Plunkett, who continues to cover the game as a radio and television host for the Raiders, offered this overall assessment of Manning as a quarterback and his prospects moving to Denver:
“I see a guy who gets rid of the ball quickly, who reads defenses quickly, throws prior to the break. I’ve seen him a lot. I saw him in that great championship game when they were down 21-3, I believe, to the Patriots at halftime (the 2006 season AFC championship on Jan. 21, 2007, in which the Patriots led 21-6 at the half and the Colts came back to win, 38-34). To watch him bring that team back against a very good football team was quite impressive. The Patriots were able to put a lot of pressure on him, but the guy’s just got a great ability to anticipate where that receiver’s going to be and get rid of the ball, even though the protection’s not that good. Hopefully, that’s the kind of quarterback that Denver’s going to get.
“But also you’ve seen guys with injuries, and I’ve seen it a lot with broken jaws for some players, especially linebackers and running backs. Those guys that have broken their jaw, for whatever reason, when they come back, they’re kind of tentative. They’re afraid to put their head in there because it hurts. It’s something you’ve got to overcome. I had a few knee operations when I was playing and after you get your first hit and you get knocked down, you’re kind of testing out your knee to see if it’s OK. And I think Peyton might have to go through some of that when he comes back and starts to get hit and knocked around: ‘Is my neck going to hold up?’ And he might be kind of tentative until he takes a few shots and sees how sturdy or not that his neck is.”
Immediately after signing Manning, Elway moved to improve the quality of the weapons around him. He added wide receiver Andre Caldwell to incumbents Demaryius Thomas and Eric Decker. He also signed a pair of receiving tight ends in Joel Dreessen and Jacob Tamme, the latter a teammate of Manning’s with the Colts.
Plunkett put his finger on the two key ingredients if the Broncos are going to enjoy the kind of success with Manning that Elway is banking on:
1. Manning must stay healthy, fully recovered from his neck injury and not suffering other, nagging injuries that often contribute to the deterioration of play in older quarterbacks.

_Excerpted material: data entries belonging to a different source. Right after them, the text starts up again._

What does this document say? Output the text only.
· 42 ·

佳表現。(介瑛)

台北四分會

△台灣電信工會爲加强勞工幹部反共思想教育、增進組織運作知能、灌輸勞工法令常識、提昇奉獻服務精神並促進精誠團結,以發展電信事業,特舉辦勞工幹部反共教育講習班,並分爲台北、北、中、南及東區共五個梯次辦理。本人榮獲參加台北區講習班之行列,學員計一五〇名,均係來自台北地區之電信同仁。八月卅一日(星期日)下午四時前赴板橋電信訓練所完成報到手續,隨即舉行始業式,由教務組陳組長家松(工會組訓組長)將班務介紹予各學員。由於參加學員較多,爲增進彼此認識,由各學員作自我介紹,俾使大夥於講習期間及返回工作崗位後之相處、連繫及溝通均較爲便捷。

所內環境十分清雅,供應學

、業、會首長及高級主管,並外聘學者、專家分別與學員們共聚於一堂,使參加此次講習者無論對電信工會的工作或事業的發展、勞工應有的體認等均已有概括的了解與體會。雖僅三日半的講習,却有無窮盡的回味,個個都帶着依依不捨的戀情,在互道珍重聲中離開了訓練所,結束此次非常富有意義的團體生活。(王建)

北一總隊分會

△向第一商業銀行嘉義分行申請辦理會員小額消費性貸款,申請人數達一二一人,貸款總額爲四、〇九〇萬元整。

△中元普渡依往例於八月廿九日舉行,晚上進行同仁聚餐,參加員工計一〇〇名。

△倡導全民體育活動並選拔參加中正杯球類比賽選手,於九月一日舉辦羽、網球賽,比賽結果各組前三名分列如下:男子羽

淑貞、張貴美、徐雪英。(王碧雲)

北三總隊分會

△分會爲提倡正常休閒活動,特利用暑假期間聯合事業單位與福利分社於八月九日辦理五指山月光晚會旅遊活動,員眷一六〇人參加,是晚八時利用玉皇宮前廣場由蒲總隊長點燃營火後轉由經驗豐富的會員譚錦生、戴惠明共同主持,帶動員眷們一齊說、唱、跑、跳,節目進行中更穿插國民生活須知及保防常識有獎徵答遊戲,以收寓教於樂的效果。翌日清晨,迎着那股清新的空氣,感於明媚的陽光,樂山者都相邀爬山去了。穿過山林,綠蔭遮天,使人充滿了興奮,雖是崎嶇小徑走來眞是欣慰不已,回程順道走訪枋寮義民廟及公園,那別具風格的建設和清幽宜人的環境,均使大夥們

2. Elway must surround him with the right personnel. If anyone understands this, Elway should. After three Super Bowl losses, it was the arrival of Terrell Davis that finally gave him the opportunity to win championships. Manning may not need a 2,000-yard rusher, but Elway will have to get the supporting cast right for the $96 million gamble on a 36-year-old Hall of Famer-to-be to succeed.
The Broncos ranked 23rd in total offense and 25th in scoring offense last season. Some of that, obviously, was the result of a run-dominated scheme built around the skill set of quarterback Tim Tebow. The Broncos ranked first in rushing, at 165 yards a game, and 31st in passing, at 152. Those numbers are likely to change quite dramatically with Manning at the controls.
Somewhere along the way, Manning will have to find the sort of working relationship with Broncos receivers that he enjoyed with Marvin Harrison, Reggie Wayne and Dallas Clark for him to replicate the success in the passing game he achieved in Indianapolis.
Do the Broncos have receivers capable of that on the roster currently? We’ll soon find out.